Correct Answer is ["A","B","D","E"]
Explanation
Choice A reason:
The client's level of fatigue and weakness is an important data to collect because fatigue is one of the most common and disabling symptoms of MS, affecting about 80% of people with the condition. Fatigue can interfere with the client's daily activities, quality of life, and ability to cope with other symptoms. Weakness is also a common symptom of MS, caused by damage to the nerve fibers that control muscle movements. Weakness can affect the client's mobility, balance, and coordination.
Choice B reason:
The client's cognitive and emotional status is another important data to collect because MS can affect the brain and spinal cord, leading to cognitive impairment in about 50% of people with MS. Cognitive impairment can affect the client's memory, attention, concentration, problem-solving, and decision-making skills. MS can also cause emotional changes, such as depression, anxiety, mood swings, irritability, and euphoria. Emotional changes can affect the client's coping skills, social relationships, and self-esteem.
Choice C reason:
The client's family history and genetic risk factors is not an important data to collect because MS is not a hereditary disease. Although genetic factors may play a role in increasing the susceptibility to MS, they are not sufficient to cause the disease by themselves. MS is thought to be caused by a combination of genetic and environmental factors that trigger an autoimmune response in the central nervous system. Therefore, knowing the client's family history and genetic risk factors will not help in diagnosing or managing MS.
Choice D reason:
The client's vision and hearing acuity is an important data to collect because MS can affect the optic nerve and cause visual disturbances, such as blurred vision, double vision, loss of color vision, pain in the eye, or temporary blindness. Visual disturbances are often the first symptom of MS and can recur or worsen over time. MS can also affect the auditory nerve and cause hearing problems, such as hearing loss, tinnitus, or vertigo.

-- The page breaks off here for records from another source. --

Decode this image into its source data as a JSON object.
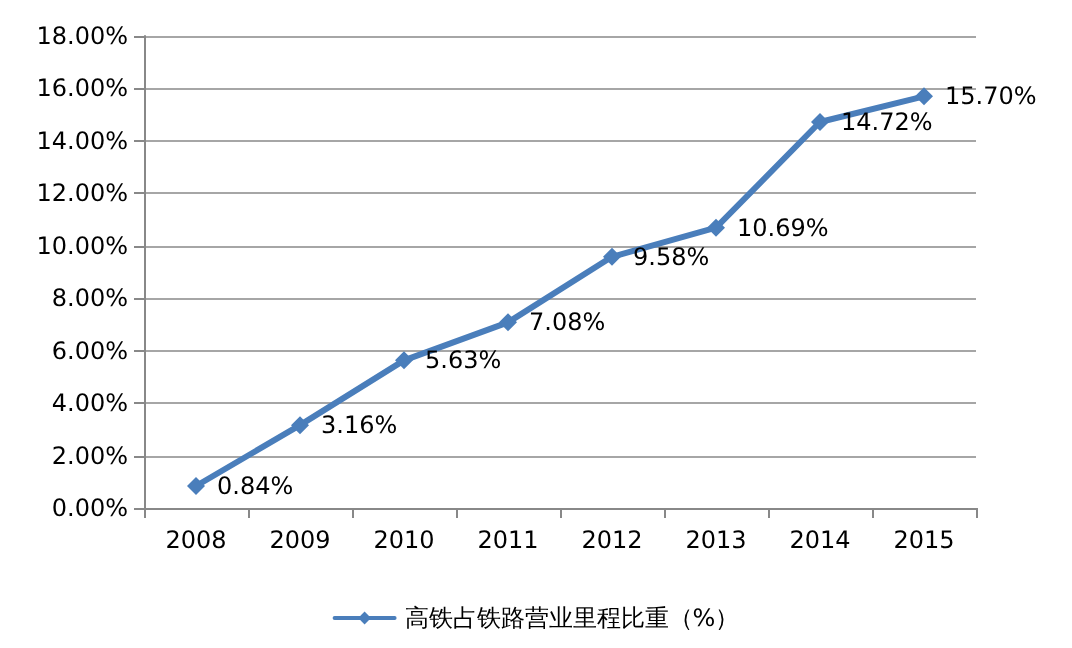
{
  "chart_data": {
    "type": "line",
    "categories": [
      "2008",
      "2009",
      "2010",
      "2011",
      "2012",
      "2013",
      "2014",
      "2015"
    ],
    "series": [
      {
        "name": "高铁占铁路营业里程比重（%）",
        "color": "#4a7ebb",
        "values": [
          0.84,
          3.16,
          5.63,
          7.08,
          9.58,
          10.69,
          14.72,
          15.7
        ],
        "value_labels": [
          "0.84%",
          "3.16%",
          "5.63%",
          "7.08%",
          "9.58%",
          "10.69%",
          "14.72%",
          "15.70%"
        ]
      }
    ],
    "ylim": [
      0,
      18
    ],
    "yticks": [
      {
        "value": 0,
        "label": "0.00%"
      },
      {
        "value": 2,
        "label": "2.00%"
      },
      {
        "value": 4,
        "label": "4.00%"
      },
      {
        "value": 6,
        "label": "6.00%"
      },
      {
        "value": 8,
        "label": "8.00%"
      },
      {
        "value": 10,
        "label": "10.00%"
      },
      {
        "value": 12,
        "label": "12.00%"
      },
      {
        "value": 14,
        "label": "14.00%"
      },
      {
        "value": 16,
        "label": "16.00%"
      },
      {
        "value": 18,
        "label": "18.00%"
      }
    ],
    "grid": "y",
    "legend": "bottom",
    "marker": "diamond",
    "line_style": "solid"
  }
}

Hearing problems are less common than visual problems in MS but can still affect the client's communication and quality of life.
Choice E reason:
The client's mobility and coordination skills is an important data to collect because MS can damage the nerve fibers that control muscle movements and cause spasticity, tremors, ataxia, dysmetria, or dysdiadochokinesia. These symptoms can affect the client's mobility and coordination skills and increase the risk of falls, injuries, or disability. Assessing the client's mobility and coordination skills can help in planning interventions to improve function, safety, and independence.